Car c’est toute une société hallucinée, refusant une Amérique qui s’embourbe au Viêt-Nam, qui se met en mouvement, comme l’a très bien décrit le regretté Alain Dister dans son livre consacré au groupe [4] : au menu de son cocktail parfois incertain et souvent dangereux, les écrits de la Beat Generation, le rock psychédélique, les religions indiennes et tibétaines, l’esprit libertaire et les philosophies hippies du retour à la nature, l’amour libre et l’usage immodéré des drogues, ces dernières entraînant pour beaucoup de douloureux voyages sans retour [5], bien au-delà des acid tests qui avaient pu ensorceler les nuits de ceux qui croyaient trouver en Jerry Garcia et ses complices les porte-parole de leur conscience orpheline. Au point que le guitariste apparaissait pour bon nombre d’entre eux comme un gourou, voire un père d’adoption.
Après trois albums studio [i] qui ne traduisaient pas vraiment la folie du groupe sur scène, même s’ils sont aujourd’hui à considérer comme essentiels, le Grateful Dead venait de publier un double album, Live Dead, qui demeure une des pierres angulaires de sa foisonnante discographie [6]. Etrangement, cette somme hallucinée enregistrée en 1969 et sur laquelle brille une longue composition magique appelée « Dark Star » n’aura pas vraiment de suite puisque le groupe choisira de déposer quelque temps les armes avec deux albums studio d’une toute autre tonalité, entre folk rock, blues et country : Workingman’s Dead et American Beauty, pivots qui font toujours l’objet de discussions enfiévrées [7].

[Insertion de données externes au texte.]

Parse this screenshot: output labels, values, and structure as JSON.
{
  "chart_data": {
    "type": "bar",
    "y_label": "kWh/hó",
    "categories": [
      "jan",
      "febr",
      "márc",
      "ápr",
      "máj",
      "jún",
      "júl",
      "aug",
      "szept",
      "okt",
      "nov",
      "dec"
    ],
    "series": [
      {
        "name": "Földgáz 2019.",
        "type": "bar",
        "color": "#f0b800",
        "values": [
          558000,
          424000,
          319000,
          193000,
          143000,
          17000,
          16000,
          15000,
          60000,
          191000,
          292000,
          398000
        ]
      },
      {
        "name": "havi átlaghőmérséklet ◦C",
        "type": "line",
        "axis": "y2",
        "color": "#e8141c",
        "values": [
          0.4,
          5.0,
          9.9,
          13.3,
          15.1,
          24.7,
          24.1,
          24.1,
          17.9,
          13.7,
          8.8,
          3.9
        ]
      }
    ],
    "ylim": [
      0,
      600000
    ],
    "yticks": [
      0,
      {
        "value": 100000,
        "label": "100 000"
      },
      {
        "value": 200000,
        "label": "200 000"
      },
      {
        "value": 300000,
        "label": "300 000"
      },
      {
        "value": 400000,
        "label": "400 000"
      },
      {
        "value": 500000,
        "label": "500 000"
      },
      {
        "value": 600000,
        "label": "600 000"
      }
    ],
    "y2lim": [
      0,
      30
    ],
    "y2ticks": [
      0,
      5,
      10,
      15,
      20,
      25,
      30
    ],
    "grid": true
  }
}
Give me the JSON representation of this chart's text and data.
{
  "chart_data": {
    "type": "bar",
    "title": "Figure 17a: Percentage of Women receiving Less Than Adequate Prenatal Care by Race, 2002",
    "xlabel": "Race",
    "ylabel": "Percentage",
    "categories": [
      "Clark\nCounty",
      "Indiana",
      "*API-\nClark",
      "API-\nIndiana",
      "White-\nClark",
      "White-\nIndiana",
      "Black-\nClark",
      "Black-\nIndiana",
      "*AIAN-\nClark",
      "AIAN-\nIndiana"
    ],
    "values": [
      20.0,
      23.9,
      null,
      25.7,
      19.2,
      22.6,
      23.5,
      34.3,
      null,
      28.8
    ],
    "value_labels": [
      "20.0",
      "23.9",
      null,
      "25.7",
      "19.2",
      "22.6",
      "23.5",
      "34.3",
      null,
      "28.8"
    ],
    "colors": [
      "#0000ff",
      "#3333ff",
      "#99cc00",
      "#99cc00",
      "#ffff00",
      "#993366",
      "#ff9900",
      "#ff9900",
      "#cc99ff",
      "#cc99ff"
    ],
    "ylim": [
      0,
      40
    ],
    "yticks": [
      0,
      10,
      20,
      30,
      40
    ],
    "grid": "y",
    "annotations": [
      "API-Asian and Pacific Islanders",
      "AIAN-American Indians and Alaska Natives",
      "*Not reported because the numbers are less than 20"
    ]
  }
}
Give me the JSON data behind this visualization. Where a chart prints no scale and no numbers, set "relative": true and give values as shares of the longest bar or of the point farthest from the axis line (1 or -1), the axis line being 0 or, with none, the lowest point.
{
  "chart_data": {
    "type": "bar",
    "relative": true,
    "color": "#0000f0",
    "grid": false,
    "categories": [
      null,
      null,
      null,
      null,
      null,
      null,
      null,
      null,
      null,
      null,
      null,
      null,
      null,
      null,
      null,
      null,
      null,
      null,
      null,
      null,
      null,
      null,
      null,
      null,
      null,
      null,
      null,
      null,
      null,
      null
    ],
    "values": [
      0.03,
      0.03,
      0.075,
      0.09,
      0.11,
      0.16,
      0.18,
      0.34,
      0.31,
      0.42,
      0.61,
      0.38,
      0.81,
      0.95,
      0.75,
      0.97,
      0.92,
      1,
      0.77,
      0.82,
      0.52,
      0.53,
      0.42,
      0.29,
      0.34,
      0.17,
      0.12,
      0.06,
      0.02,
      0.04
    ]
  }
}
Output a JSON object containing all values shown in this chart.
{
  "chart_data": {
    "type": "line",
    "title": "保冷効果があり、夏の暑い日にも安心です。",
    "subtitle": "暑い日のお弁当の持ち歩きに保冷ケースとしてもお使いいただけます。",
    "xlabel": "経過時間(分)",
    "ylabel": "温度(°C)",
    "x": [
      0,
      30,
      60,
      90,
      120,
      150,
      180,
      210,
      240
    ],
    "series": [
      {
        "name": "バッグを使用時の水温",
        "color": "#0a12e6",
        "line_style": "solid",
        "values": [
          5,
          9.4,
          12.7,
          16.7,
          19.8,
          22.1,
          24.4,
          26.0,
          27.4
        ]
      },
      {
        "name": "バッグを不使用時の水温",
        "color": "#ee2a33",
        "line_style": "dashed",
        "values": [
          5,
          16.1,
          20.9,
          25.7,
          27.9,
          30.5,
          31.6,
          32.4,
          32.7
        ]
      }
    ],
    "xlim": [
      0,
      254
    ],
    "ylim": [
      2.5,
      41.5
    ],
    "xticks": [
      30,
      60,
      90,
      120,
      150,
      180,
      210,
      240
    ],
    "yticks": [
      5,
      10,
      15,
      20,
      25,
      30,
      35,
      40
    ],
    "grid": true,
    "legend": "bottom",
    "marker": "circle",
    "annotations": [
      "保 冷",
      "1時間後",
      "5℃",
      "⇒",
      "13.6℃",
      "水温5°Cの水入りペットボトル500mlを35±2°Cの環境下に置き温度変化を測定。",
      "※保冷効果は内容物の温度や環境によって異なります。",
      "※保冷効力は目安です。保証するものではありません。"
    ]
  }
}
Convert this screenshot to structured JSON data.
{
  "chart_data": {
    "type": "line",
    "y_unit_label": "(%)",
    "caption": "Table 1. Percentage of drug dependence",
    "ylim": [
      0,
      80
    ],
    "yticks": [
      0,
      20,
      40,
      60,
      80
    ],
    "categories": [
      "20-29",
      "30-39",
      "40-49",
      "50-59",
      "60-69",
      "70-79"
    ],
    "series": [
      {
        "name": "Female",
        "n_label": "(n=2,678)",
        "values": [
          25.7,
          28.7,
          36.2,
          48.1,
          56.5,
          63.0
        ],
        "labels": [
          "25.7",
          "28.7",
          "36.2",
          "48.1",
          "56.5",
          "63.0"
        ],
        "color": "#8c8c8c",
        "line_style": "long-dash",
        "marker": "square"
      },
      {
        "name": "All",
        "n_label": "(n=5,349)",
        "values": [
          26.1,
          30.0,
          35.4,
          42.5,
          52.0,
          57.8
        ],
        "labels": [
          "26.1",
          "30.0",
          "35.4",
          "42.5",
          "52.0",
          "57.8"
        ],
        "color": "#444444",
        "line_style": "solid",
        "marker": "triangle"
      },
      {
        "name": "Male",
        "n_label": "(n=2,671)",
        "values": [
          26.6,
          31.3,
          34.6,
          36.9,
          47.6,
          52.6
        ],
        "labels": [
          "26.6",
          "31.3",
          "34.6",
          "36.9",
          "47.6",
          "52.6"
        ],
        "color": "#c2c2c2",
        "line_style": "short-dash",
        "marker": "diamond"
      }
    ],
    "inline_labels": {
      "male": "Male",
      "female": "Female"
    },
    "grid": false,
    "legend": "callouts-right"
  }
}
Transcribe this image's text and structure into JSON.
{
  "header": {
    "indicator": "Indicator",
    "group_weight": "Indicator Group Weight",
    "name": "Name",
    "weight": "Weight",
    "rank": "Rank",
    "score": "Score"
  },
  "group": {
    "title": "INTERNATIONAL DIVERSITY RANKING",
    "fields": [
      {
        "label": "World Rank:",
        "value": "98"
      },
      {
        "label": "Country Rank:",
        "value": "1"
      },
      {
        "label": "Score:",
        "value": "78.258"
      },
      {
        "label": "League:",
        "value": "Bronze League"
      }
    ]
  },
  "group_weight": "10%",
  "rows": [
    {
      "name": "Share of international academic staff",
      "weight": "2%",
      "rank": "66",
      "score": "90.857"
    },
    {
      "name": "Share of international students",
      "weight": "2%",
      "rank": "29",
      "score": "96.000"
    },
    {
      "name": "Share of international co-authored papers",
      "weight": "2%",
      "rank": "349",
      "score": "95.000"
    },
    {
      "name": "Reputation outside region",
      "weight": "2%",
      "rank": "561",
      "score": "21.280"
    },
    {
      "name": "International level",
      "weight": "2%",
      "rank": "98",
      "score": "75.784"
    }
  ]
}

C’est à ce moment (et avant de s’engager sur un chemin nettement plus balisé mêlant rock, blues et longues séquences d’improvisations tout au long de concerts marathons, qui sera le sien jusqu’à la fin et fera l’identité du groupe) que le Grateful Dead, épuisé, décide de s’accorder une année de repos. Jerry Garcia, incapable de s’arrêter, choisit alors de prendre un peu le large et de se tourner vers d’autres contrées, à la rencontre de ce qui se fait de mieux sur la Côte Ouest. On le verra ainsi collaborer, lui le passionné érudit de folk, de bluegrass, de gospel mais aussi de jazz [8], véritable boulimique de musique, avec le Jefferson Airplane, qui est peut-être, à un degré moindre, l’autre formation emblématique de cette époque, sur Blows Against The Empire, avec Crosby, Stills, Nash & Young mais aussi David Crosby qui publie son premier album solo, If Only I Could Remember My Name. C’est à cette époque qu’il enregistre pour la première fois sans le Grateful Dead, cette fois en collaboration avec l’organiste Howard Wales.
Ayant invité le producteur Alan Douglas à venir l’écouter dans cette nouvelle formation, Garcia a la surprise de se voir proposer d’enregistrer ; de plus, Joe Smith, patron de Warner Bros - avec laquelle le Dead est alors sous contrat -, donne aussitôt son aval alors qu’il aurait très bien pu s’y opposer. Quelques semaines plus tard le disque est mis en boîte aux studios CBS de San Francisco. Wales et Garcia sont ensuite enrôlés dans un Hooteroll Tour et partagent l’affiche avec un autre artiste de l’écurie, un certain John McLaughlin, récent auteur d’un disque fondateur intitulé My Goal’s Beyond. Dix dates au programme et un ultime concert en janvier 1972 au Palace Theatre de Providence, dont sont extraits les deux inédits de cette réédition. Voici, résumée, la vie d’une collaboration qui ne manque pas de charme.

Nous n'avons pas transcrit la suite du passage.